Since this is just meant to be a quick little diversion while I want for my sandpaper, I'm making one of the smaller projects. I decided to use the the resin charm that's used to make a barrette to make a bar pendant instead (I don't know who has enough hair to keep that heavy thing secure & snug in their hair but it's definitely not me!). I didn't feel like working with the 2 part resin for this project, so I pulled out my Sophie & Toffee UV resin set that I reviewed a few months ago, & started mixing all the colors with the white UV resin, to give me the creamy opaque pastel colors that I was looking for.
I started by using a tapestry needle to fill in the tiny faces of the pumpkin & ghost, followed by adding in colors to the deepest parts of the mold first. After curing each layer, I added a new layer of color.
Thought I thought I was working slowly & carefully, I didn't realize (though it is clear in the photo) that parts of the resin started to demold - if you look at the ghost in particular, the lighter color along the bottom indicates that the resin has pulled away from the mold. This was an issue later on, when I added other layers, as the uncured resin ran down into the deeper parts of the mold & covered up parts of the finished object with ugly splotches.
See? This is not what I was hoping to end up with. It started out absolutely adorable but that last layer of clear resin on top of all my colored layers flowed down & created a lot of gunky chaos on top of my design. I tried prying at it a bit, but as I suspected, trying to get it off & salvage the piece is probably way more work than it's worth. I suspect that moving the mold around may not have helped, so I vowed to be more careful about that with my next attempt & also to keep a careful eye on the edges.
Also surprising to me was the degree to which the resin deformed/curled up on the sides - I'm aware UV resin has some shrinkage; maybe my previous projects have been too small to really see it.

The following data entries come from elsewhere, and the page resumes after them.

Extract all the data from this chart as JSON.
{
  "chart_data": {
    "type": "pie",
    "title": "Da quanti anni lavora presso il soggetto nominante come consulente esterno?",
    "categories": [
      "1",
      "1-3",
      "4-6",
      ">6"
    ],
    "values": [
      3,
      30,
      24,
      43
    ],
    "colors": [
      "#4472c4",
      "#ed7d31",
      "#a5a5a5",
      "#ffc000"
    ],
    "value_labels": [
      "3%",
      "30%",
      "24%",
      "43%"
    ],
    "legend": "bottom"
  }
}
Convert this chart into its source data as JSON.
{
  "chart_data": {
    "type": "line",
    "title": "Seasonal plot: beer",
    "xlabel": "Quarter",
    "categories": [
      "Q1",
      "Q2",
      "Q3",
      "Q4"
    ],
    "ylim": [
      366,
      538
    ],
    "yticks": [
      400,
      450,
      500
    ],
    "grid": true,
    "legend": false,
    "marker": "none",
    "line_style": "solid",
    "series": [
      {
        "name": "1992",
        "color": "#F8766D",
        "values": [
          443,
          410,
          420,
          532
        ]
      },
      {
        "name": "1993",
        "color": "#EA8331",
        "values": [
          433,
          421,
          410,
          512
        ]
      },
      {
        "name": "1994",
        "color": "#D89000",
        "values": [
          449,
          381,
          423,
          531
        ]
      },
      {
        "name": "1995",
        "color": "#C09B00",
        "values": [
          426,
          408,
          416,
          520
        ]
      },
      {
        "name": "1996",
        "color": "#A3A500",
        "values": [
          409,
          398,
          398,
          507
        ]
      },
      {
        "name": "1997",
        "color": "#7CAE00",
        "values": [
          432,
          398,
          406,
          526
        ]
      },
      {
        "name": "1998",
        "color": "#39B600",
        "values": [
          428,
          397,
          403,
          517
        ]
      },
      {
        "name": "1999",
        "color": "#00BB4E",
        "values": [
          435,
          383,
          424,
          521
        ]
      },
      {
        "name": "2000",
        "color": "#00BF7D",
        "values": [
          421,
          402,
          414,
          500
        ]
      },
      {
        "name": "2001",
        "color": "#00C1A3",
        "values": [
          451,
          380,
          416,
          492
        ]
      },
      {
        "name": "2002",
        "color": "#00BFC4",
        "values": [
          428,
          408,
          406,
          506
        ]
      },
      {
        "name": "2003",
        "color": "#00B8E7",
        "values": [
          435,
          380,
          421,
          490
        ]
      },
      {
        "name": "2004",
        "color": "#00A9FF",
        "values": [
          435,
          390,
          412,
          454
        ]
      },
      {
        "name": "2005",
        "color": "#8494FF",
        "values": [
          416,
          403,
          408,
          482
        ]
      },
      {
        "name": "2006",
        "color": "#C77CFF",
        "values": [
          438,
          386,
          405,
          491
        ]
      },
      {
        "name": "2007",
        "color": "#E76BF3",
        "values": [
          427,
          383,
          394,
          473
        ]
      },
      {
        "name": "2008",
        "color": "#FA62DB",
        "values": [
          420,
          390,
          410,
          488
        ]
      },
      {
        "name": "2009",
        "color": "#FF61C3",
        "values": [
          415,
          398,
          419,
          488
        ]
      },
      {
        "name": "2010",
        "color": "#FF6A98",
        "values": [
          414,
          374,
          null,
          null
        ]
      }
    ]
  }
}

On this one it was significant & definitely something I'm going to take into account in the future. It really disrupted the shape quite a bit, so I'll probably have to invest more in 2 part resins with their slow cure times to avoid this.
Try # 2 came out much better! I kept an eye on the resin in the mold & was much more careful when moving the mold back & forth under the UV light. I also deliberately built the resin up on the sides of the mold. When the resin started the deform, the higher sides created a nice sort of cup for the rest of the resin I needed to add, so that it (mostly) couldn't flow down the sides & onto the front to ruin the piece.
While there are definitely more bubbles than I'd like, this one came out overall pretty good, especially for my second try at a mold casting that isn't a tiny piece of dishware!
As the inside is indented to add some little doodads, I next turned my attention to the smaller set of molds to make some little bits & bobs to add into the center. While I don't yet have shaker oil, I can at least make this into a shaker as intended & add the oil later, when I get some.
So little charms next! Again, I used a large tapestry needle to paint in the tiniest details of the faces & hearts on the charms. Getting this as perfect as can be takes awhile & I was aided in this tedious work be several episodes of The Originals. If nothing else, it's a good show to be watching when painting tiny bats & ghosts!
The bottom right image shows the mold flipped over; you can see the little detailed parts of the resin charms through the silicone.
I went through about 4 runs of using the mold to get little charms for this project. I think I probably have more than I need, but I like having a selection of them to work from, & not just trying to make every last one work. I think I may make a few more charms tonight as I have some excess resin still to use up & I can always save the extras of these charms for future projects.
Now that I have a nice little collection of charms I'm going to need to decide which ones will go inside the bar. But I'm getting a little sleepy, so I think that'll be a step for another day!